Home LIFESTYLE BUZZ A dog with ‘fainting goat syndrome’ freezes and falls down when he...

A dog with ‘fainting goat syndrome’ freezes and falls down when he gets excited, and nobody can figure out why

© ViralHog
  • Peter the cocker spaniel faints when he gets over-excited by walks, gravel, and ducks.
  • The temporary paralysis is similar to that of Mytonic goats, which have been dubbed “fainting goats.”
  • Peter’s owners say it’s unclear what’s wrong with him, but he isn’t in any pain.
  • “His vet has mentioned cataplexy, narcolepsy, it’s been mentioned that it could be neurological,” owner Emma Clayton told UNILAD. “But until we do some tests and he sees a specialist, we don’t know.”
  • Peter might not be alone – in 2006, a clip from Inside Edition was uploaded to YouTube which showed a narcoleptic poodle called Skeeter who passed out when over-excited.

Peter the cocker spaniel has an unusual condition. When he gets excited, he freezes, and falls on his back. The temporary paralysis is similar to that of Mytonic goats, which have been dubbed “fainting goats.”

In a video shared on ViralHog, Peter’s owners are walking him while he sniffs around. But as he steadily gets more excitable, he starts to tremble, then keels over.

“Oh there he goes,” his owner says as his legs seize up and he rolls onto his back. “Oh my goodness, Peter.”

The description reads: “Peter, our Cocker Spaniel, has a neurological condition which causes him to fall over at random moments, usually when he’s scared or excited.
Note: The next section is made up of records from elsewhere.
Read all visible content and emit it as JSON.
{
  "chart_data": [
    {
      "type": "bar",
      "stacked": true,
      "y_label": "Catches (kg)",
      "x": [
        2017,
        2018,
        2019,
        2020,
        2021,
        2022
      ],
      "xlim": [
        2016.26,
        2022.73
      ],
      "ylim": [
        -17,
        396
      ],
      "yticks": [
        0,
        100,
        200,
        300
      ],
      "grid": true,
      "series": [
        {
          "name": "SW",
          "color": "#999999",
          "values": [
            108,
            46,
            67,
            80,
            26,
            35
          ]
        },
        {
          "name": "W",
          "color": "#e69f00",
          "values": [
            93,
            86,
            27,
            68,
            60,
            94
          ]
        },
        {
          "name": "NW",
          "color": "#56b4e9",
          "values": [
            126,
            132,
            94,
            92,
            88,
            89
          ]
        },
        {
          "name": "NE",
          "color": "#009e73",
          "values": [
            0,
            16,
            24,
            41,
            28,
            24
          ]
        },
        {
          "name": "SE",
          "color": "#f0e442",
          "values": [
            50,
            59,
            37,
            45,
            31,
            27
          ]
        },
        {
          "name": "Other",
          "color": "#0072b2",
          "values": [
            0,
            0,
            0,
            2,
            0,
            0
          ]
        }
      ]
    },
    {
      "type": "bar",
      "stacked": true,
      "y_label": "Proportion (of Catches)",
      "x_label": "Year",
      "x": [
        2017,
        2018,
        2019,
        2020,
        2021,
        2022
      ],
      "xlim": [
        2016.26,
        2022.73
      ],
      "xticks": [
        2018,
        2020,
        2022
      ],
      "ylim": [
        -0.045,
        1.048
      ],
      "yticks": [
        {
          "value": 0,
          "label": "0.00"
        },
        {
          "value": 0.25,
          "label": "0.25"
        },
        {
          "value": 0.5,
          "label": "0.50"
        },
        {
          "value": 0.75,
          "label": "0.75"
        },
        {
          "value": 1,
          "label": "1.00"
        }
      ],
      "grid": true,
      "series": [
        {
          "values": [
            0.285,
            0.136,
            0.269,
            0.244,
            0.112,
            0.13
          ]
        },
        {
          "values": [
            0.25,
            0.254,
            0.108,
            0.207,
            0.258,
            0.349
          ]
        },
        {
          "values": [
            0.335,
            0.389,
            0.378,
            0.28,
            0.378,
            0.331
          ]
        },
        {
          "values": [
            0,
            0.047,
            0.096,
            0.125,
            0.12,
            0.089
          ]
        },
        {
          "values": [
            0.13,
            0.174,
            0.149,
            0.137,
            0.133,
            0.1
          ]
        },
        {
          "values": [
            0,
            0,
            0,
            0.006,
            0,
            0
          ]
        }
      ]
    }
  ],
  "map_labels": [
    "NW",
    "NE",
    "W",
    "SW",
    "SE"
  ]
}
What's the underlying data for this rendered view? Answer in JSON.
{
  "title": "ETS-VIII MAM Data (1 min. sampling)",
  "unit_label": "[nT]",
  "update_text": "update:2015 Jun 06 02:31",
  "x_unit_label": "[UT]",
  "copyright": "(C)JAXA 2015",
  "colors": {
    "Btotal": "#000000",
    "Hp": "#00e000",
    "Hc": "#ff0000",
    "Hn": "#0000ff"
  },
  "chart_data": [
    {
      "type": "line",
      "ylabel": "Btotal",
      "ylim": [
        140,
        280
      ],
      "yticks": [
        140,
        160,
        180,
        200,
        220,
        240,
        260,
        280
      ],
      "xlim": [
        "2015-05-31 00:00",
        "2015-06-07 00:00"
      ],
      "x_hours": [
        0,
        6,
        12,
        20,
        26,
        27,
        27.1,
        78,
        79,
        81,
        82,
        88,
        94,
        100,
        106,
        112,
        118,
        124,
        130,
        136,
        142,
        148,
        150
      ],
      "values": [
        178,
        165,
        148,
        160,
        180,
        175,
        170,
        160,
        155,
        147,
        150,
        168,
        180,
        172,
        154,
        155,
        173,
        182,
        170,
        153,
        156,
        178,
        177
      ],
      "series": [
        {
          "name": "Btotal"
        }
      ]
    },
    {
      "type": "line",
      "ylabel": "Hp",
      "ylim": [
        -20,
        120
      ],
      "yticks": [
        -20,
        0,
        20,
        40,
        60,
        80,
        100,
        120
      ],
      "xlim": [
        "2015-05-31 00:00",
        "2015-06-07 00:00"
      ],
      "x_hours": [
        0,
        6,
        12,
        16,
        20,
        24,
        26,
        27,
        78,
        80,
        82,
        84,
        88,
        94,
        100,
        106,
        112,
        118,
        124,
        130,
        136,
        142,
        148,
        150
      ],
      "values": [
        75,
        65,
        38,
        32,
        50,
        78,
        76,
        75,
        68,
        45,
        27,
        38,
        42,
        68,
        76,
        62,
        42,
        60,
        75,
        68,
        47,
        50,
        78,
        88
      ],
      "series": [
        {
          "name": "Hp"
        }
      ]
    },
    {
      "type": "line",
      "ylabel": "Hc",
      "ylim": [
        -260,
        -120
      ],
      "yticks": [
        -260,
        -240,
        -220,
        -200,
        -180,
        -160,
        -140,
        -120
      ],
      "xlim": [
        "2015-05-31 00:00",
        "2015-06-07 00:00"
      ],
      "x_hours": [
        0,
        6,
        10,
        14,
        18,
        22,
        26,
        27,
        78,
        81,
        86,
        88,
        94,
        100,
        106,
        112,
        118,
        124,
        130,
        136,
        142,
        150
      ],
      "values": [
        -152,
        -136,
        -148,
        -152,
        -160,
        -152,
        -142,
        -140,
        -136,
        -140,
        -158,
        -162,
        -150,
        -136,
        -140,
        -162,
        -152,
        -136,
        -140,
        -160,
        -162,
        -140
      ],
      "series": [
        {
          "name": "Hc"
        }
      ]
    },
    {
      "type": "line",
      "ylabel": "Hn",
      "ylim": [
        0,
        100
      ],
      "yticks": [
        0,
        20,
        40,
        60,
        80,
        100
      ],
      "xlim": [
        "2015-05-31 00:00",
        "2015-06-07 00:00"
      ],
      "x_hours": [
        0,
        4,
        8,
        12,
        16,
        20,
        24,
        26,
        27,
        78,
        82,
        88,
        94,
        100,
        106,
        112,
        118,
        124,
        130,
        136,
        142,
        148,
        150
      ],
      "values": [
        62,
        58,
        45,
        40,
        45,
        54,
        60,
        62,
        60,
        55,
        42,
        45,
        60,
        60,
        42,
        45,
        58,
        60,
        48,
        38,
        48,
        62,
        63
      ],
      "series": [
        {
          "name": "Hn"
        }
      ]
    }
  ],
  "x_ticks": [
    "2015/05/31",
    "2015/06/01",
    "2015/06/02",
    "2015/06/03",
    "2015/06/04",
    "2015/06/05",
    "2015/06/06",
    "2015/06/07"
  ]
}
We call it ‘fainting goat syndrome’.”

Owners Emma Clayton and Oliver Broomhead told the Telegraph that Peter is perfectly happy and healthy, but vets have no idea what causes this strange reaction.

“As far as we know he is not in any pain – he is conscious when it happens, his eyes are open, he can follow me with his eyes, he just can’t move his body,” Clayton said.

“It depends on how overwhelmed he is, I guess – sometimes his body will freeze for almost 30 seconds.”

In a video for UNILAD, Clayton said her nickname for her pooch is Petrified Pete.

“His vet has mentioned cataplexy, narcolepsy, it’s been mentioned that it could be neurological,” she said. “But until we do some tests and he sees a specialist, we don’t know.”

Things that set Peter off include enjoying his walk too much, textures on the ground like gravel, and ducks.

“Especially when he’s chasing birds, just being that close to catching them, is so much for him he just flops over,” Clayton said.

Peter might not be alone. In 2006, a clip from Inside Edition was uploaded to YouTube which showed a narcoleptic poodle called Skeeter.

Nicknamed the “pass out pooch,” Skeeter was filmed trying to stay awake, but excitement meant he couldn’t fight off the urge to sleep.”Strangely, when Skeeter can be kept calm, that’s when he seems able to stay alert,” the news reporter said.